Bopape’s multimedia installation takes the spirits of the ocean as its starting point. Combining video recordings of the sea in Jamaica and the Pacific Ocean with audio recordings of coastal winds around Louisiana, Jamaica, South Africa, and West Africa, this work depicts the ocean from above and below as the artist submerges her hands and places organic matter such as fruit, flowers, and various libations in the water. Audio elements are incorporated through Bopape’s rhythmic drumming of the water and through her voice— she can be heard singing in her mother tongue, sePedi. The work was inspired by the whip- lacerated back of an African American man known only as Peter (formerly misnamed Gordon), who escaped American slavery in the 18th century and whose story of resilience of spirit continues to be told through a widely circulated photograph. Bopape explains, “this work pays homage to the ocean as a host of memories: of Peter and 12 million others who crossed the Atlantic, those who survived and those who fled in the waters escaping enslavement, seeking sanctuary amid the water.”

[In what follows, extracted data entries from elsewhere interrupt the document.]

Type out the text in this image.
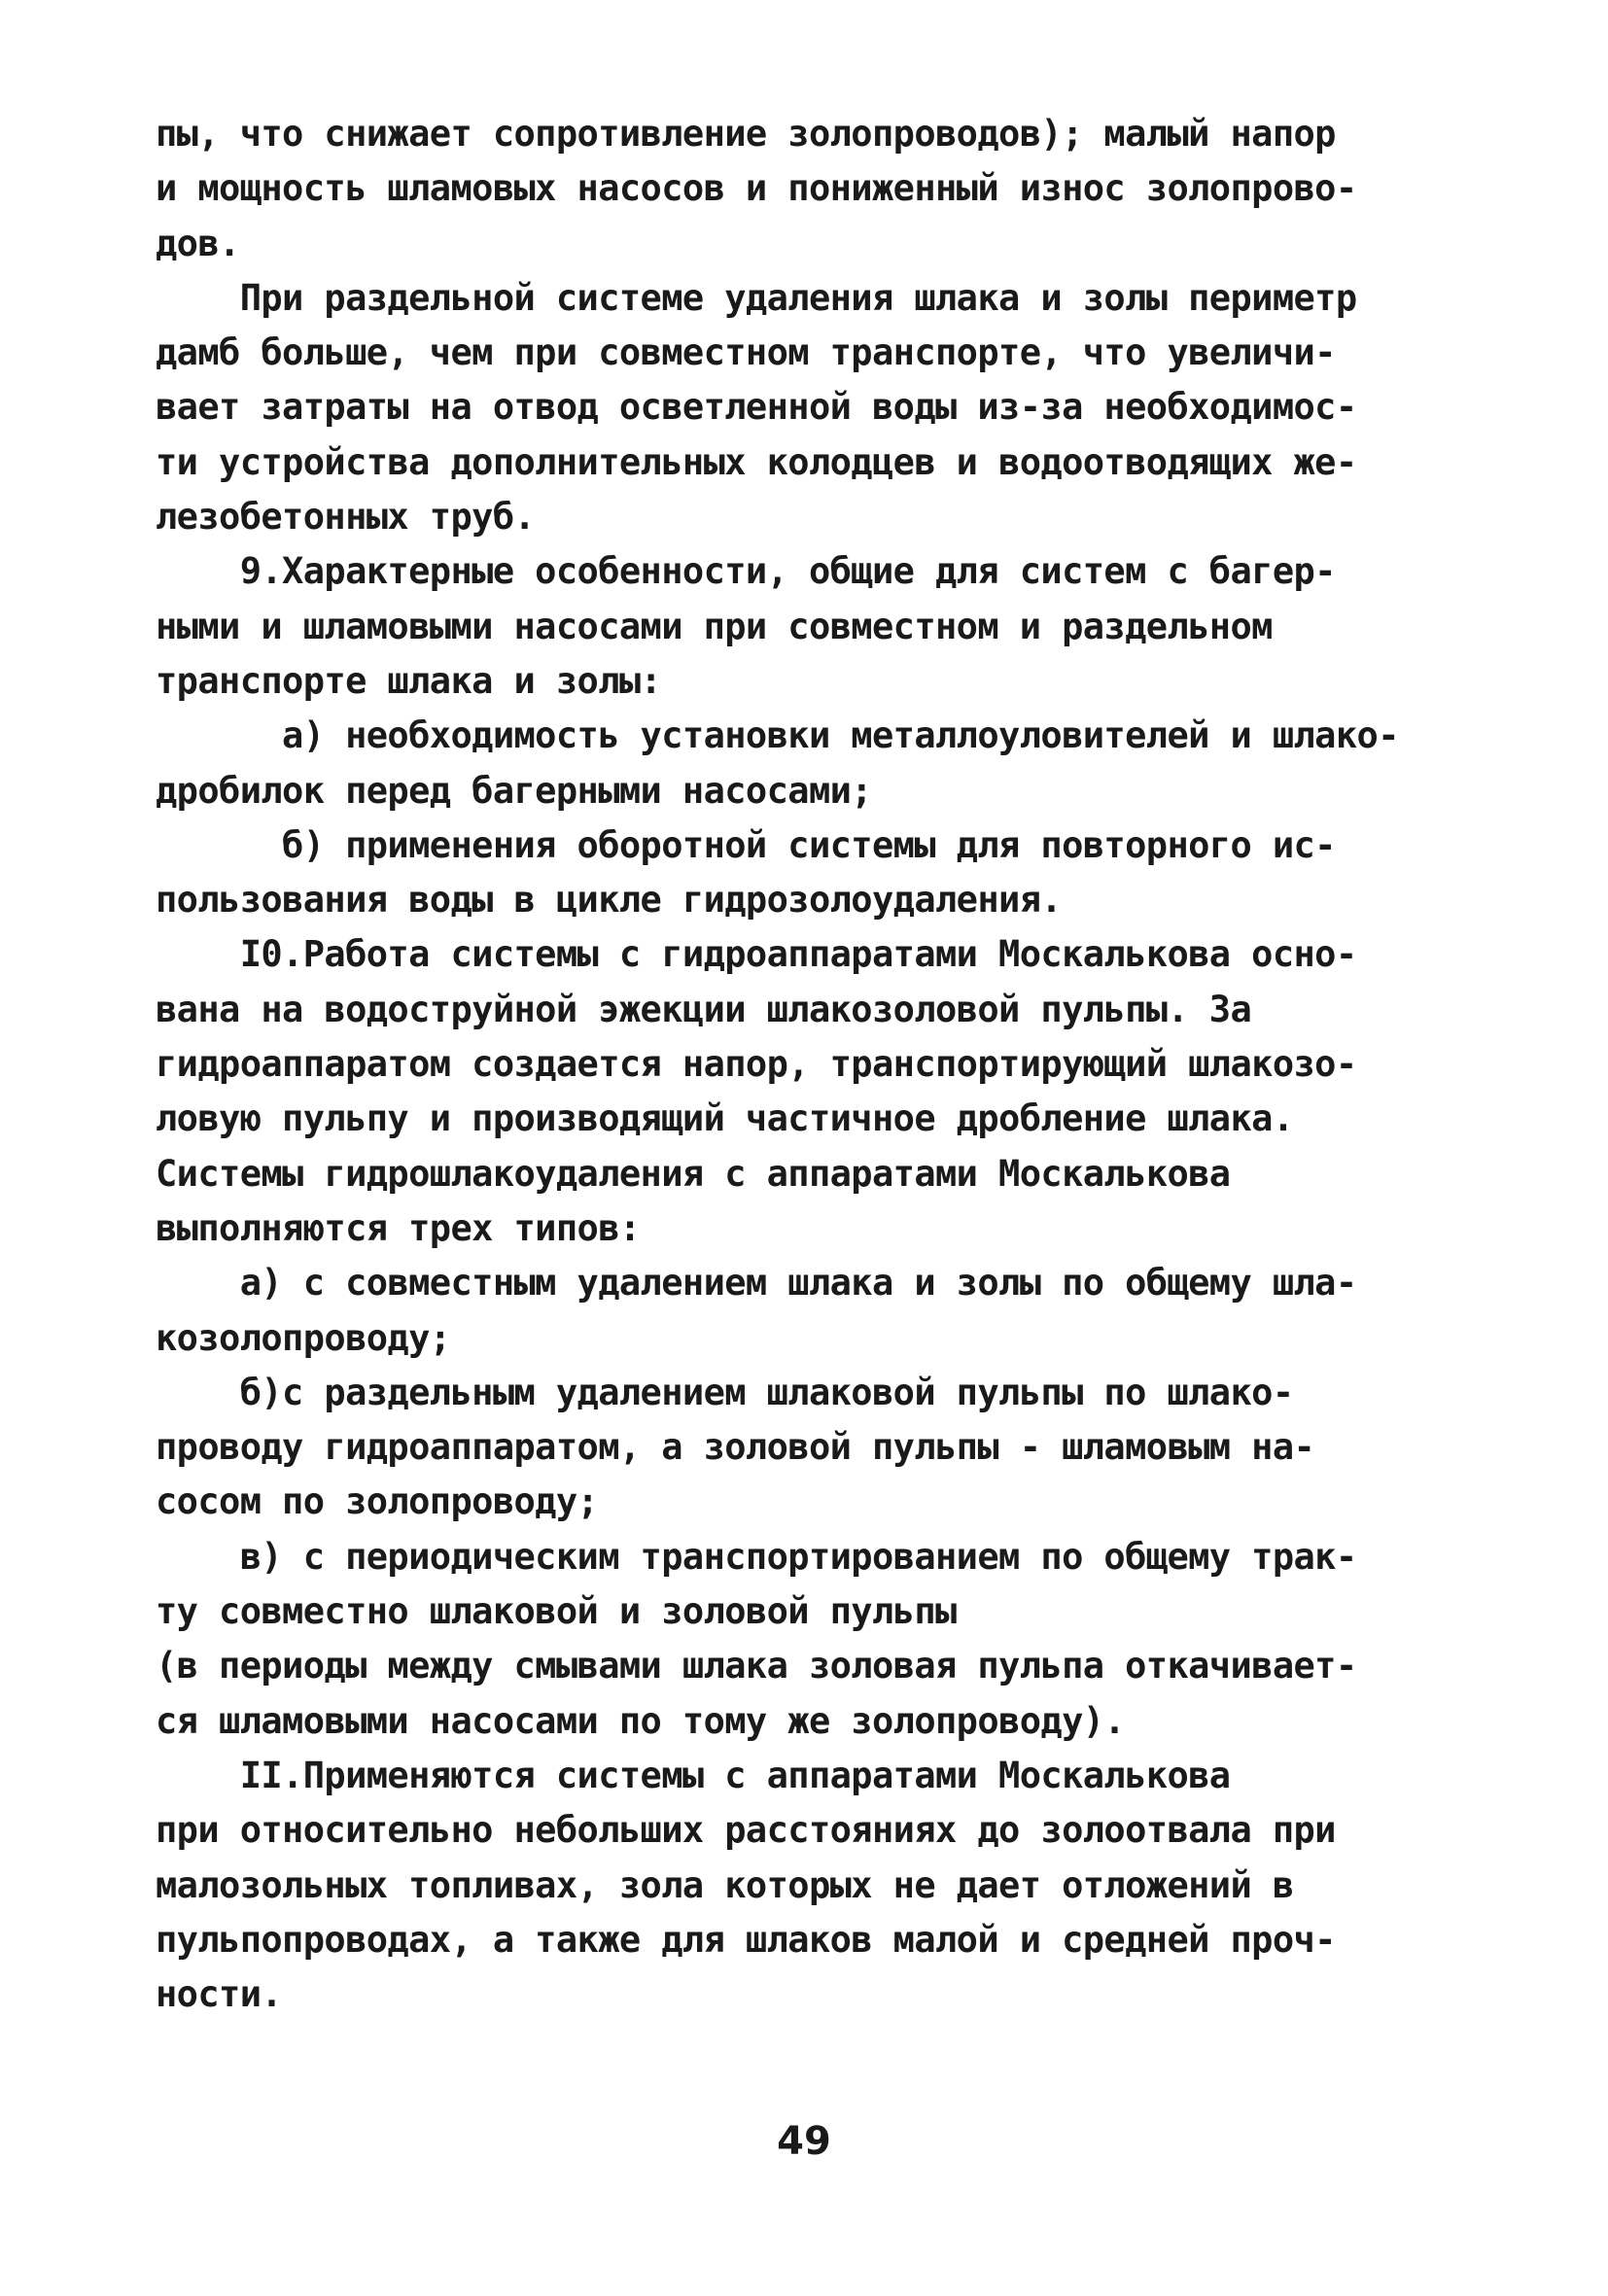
пы, что снижает сопротивление золопроводов); малый напор
и мощность шламовых насосов и пониженный износ золопрово-
дов.
При раздельной системе удаления шлака и золы периметр
дамб больше, чем при совместном транспорте, что увеличи-
вает затраты на отвод осветленной воды из-за необходимос-
ти устройства дополнительных колодцев и водоотводящих же-
лезобетонных труб.
9.Характерные особенности, общие для систем с багер-
ными и шламовыми насосами при совместном и раздельном
транспорте шлака и золы:
а) необходимость установки металлоуловителей и шлако-
дробилок перед багерными насосами;
б) применения оборотной системы для повторного ис-
пользования воды в цикле гидрозолоудаления.
I0.Работа системы с гидроаппаратами Москалькова осно-
вана на водоструйной эжекции шлакозоловой пульпы. За
гидроаппаратом создается напор, транспортирующий шлакозо-
ловую пульпу и производящий частичное дробление шлака.
Системы гидрошлакоудаления с аппаратами Москалькова
выполняются трех типов:
а) с совместным удалением шлака и золы по общему шла-
козолопроводу;
б)с раздельным удалением шлаковой пульпы по шлако-
проводу гидроаппаратом, а золовой пульпы - шламовым на-
сосом по золопроводу;
в) с периодическим транспортированием по общему трак-
ту совместно шлаковой и золовой пульпы
(в периоды между смывами шлака золовая пульпа откачивает-
ся шламовыми насосами по тому же золопроводу).
II.Применяются системы с аппаратами Москалькова
при относительно небольших расстояниях до золоотвала при
малозольных топливах, зола которых не дает отложений в
пульпопроводах, а также для шлаков малой и средней проч-
ности.
49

For this first presentation of the work in the US, Bopape is collaborating with the descendants of enslaved people who lived and worked on the Menokin Plantation in Virginia. During workshops with the artist, this collective of descendants are creating small sculptures from clay sourced from the property. This collaboration began during a recent show in Richmond Virginia, and Bopape will include these new objects in the exhibition at MoMA.
This expanded iteration of Lerato laka le a phela le a phela le a phela/My love is alive, is alive, is alive will project the video on a limestone surface framed by a wash of soil on the gallery walls. Bringing together these materials, the work allows multiple timelines—the geological, the historical, the personal—to converge in the present. For Bopape, this connection to the physical world is an exploration of collective memory: “It’s a spiritual and a political rebellion to remember, to not forget what one is being asked to forget.”